In preparation for upgrading or installing Windows 2000 Professional fresh, you need to consider software compatibility issues in addition to the hardware issues described previously. Chapter 1, "Introducing Windows 2000 Professional," and Chapter 2, "The Design and Architecture of Windows 2000 Professional," describe how Windows 2000 Professional is largely backward-compatible with DOS, Windows 3.x, and Windows 9x applications. However, you should be aware of some limitations. If you've been exclusively running NT, and your stable of software has tested acceptably on that platform, you're in pretty good shape for Windows 2000 Professional. There are some exceptions, of course, and software makers are busily upgrading their programs to comply with the requirements as the bugs are being worked out of Windows 2000 itself. In some ways, older software will run better under Windows 2000 Professional than it did under DOS, Windows 3.1, or Windows 9x environments.

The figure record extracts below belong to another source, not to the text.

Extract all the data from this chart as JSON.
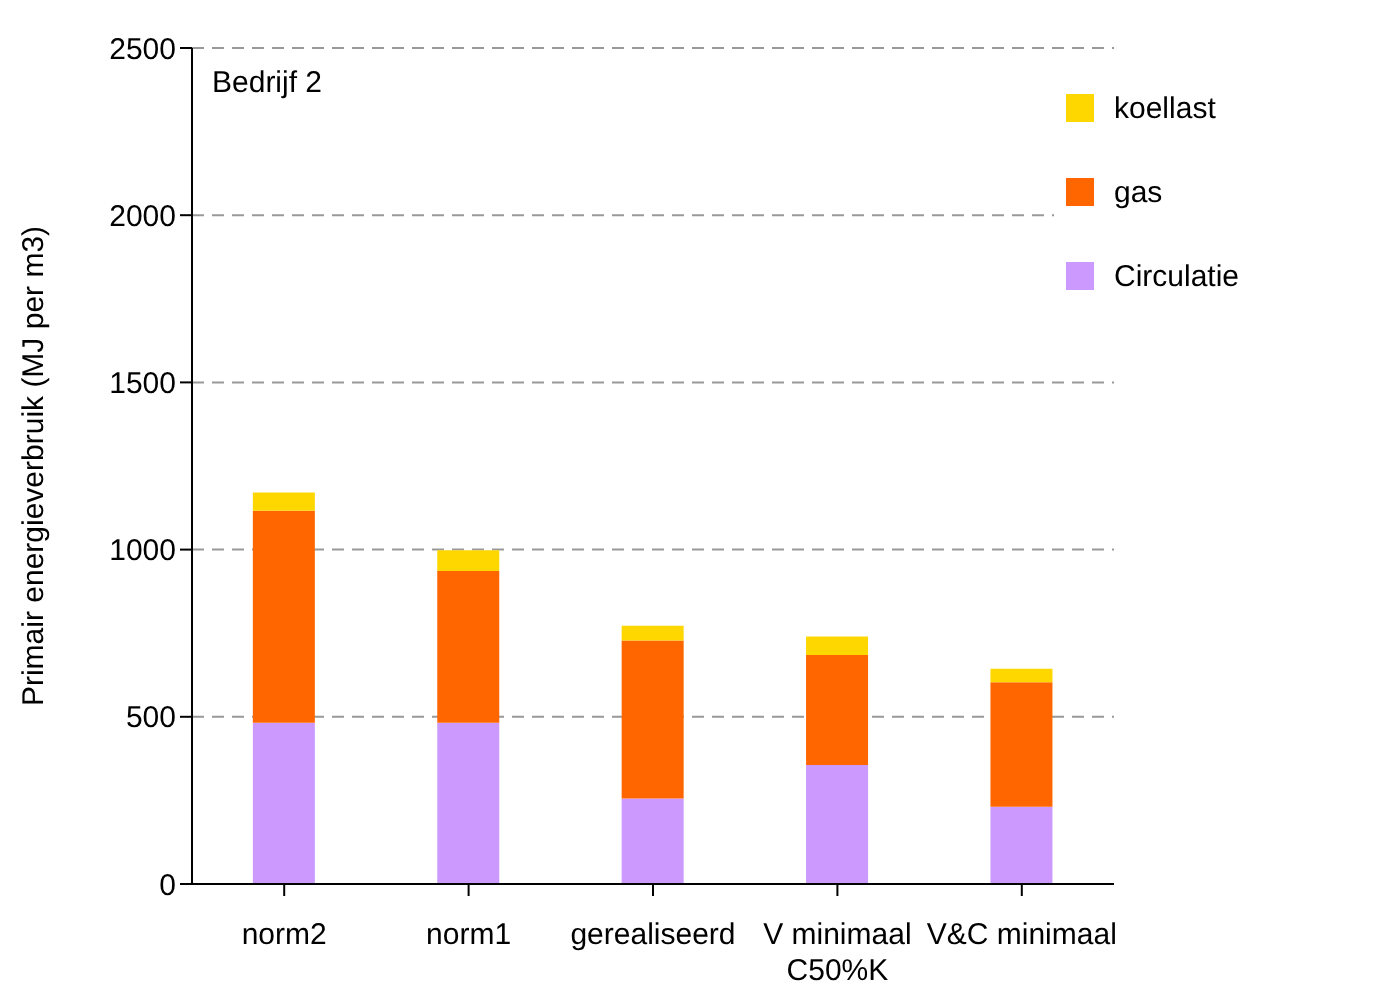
{
  "chart_data": {
    "type": "bar",
    "stacked": true,
    "ylabel": "Primair energieverbruik (MJ per m3)",
    "annotations": [
      "Bedrijf 2"
    ],
    "categories": [
      "norm2",
      "norm1",
      "gerealiseerd",
      "V minimaal C50%K",
      "V&C minimaal"
    ],
    "series": [
      {
        "name": "Circulatie",
        "color": "#cc99ff",
        "values": [
          482,
          482,
          256,
          356,
          231
        ]
      },
      {
        "name": "gas",
        "color": "#ff6600",
        "values": [
          634,
          454,
          472,
          329,
          372
        ]
      },
      {
        "name": "koellast",
        "color": "#ffd700",
        "values": [
          55,
          62,
          44,
          55,
          41
        ]
      }
    ],
    "ylim": [
      0,
      2500
    ],
    "yticks": [
      0,
      500,
      1000,
      1500,
      2000,
      2500
    ],
    "grid": "y",
    "legend": "top right"
  }
}
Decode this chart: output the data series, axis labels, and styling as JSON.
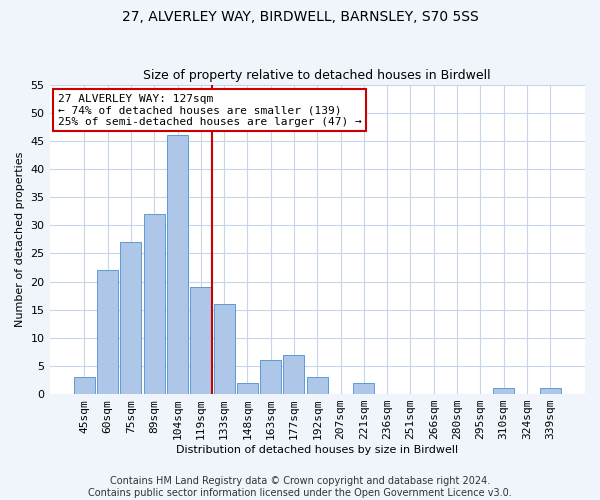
{
  "title": "27, ALVERLEY WAY, BIRDWELL, BARNSLEY, S70 5SS",
  "subtitle": "Size of property relative to detached houses in Birdwell",
  "xlabel": "Distribution of detached houses by size in Birdwell",
  "ylabel": "Number of detached properties",
  "categories": [
    "45sqm",
    "60sqm",
    "75sqm",
    "89sqm",
    "104sqm",
    "119sqm",
    "133sqm",
    "148sqm",
    "163sqm",
    "177sqm",
    "192sqm",
    "207sqm",
    "221sqm",
    "236sqm",
    "251sqm",
    "266sqm",
    "280sqm",
    "295sqm",
    "310sqm",
    "324sqm",
    "339sqm"
  ],
  "values": [
    3,
    22,
    27,
    32,
    46,
    19,
    16,
    2,
    6,
    7,
    3,
    0,
    2,
    0,
    0,
    0,
    0,
    0,
    1,
    0,
    1
  ],
  "bar_color": "#aec6e8",
  "bar_edge_color": "#5b9bd5",
  "vline_x_idx": 5.5,
  "vline_color": "#cc0000",
  "annotation_title": "27 ALVERLEY WAY: 127sqm",
  "annotation_line1": "← 74% of detached houses are smaller (139)",
  "annotation_line2": "25% of semi-detached houses are larger (47) →",
  "annotation_box_color": "#ffffff",
  "annotation_box_edge": "#cc0000",
  "ylim": [
    0,
    55
  ],
  "yticks": [
    0,
    5,
    10,
    15,
    20,
    25,
    30,
    35,
    40,
    45,
    50,
    55
  ],
  "footer1": "Contains HM Land Registry data © Crown copyright and database right 2024.",
  "footer2": "Contains public sector information licensed under the Open Government Licence v3.0.",
  "bg_color": "#f0f4fb",
  "plot_bg_color": "#ffffff",
  "grid_color": "#c8d4e8",
  "title_fontsize": 10,
  "subtitle_fontsize": 9,
  "axis_label_fontsize": 8,
  "tick_fontsize": 8,
  "annotation_fontsize": 8,
  "footer_fontsize": 7
}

Anyway, the good news is that Windows 2000 Professional will be highly compatible with many DOS and Windows 3.x applications, and certainly with 32-bit programs that were designed for Windows 9x and Windows NT. In addition, any old Windows 3.x software will benefit from having a face-lift—nicer borders, more options in the dialog boxes, smoother functioning, an increased capability to work with larger files, and so forth. The bad news is that Windows 2000 Professional won't be able to run some programs and utilities, at least not in their current incarnations. You'll either need updates to the software or have to bag such programs altogether. The payoff, as explained in Chapters 1 and 2, comes down primarily to increased reliability and security.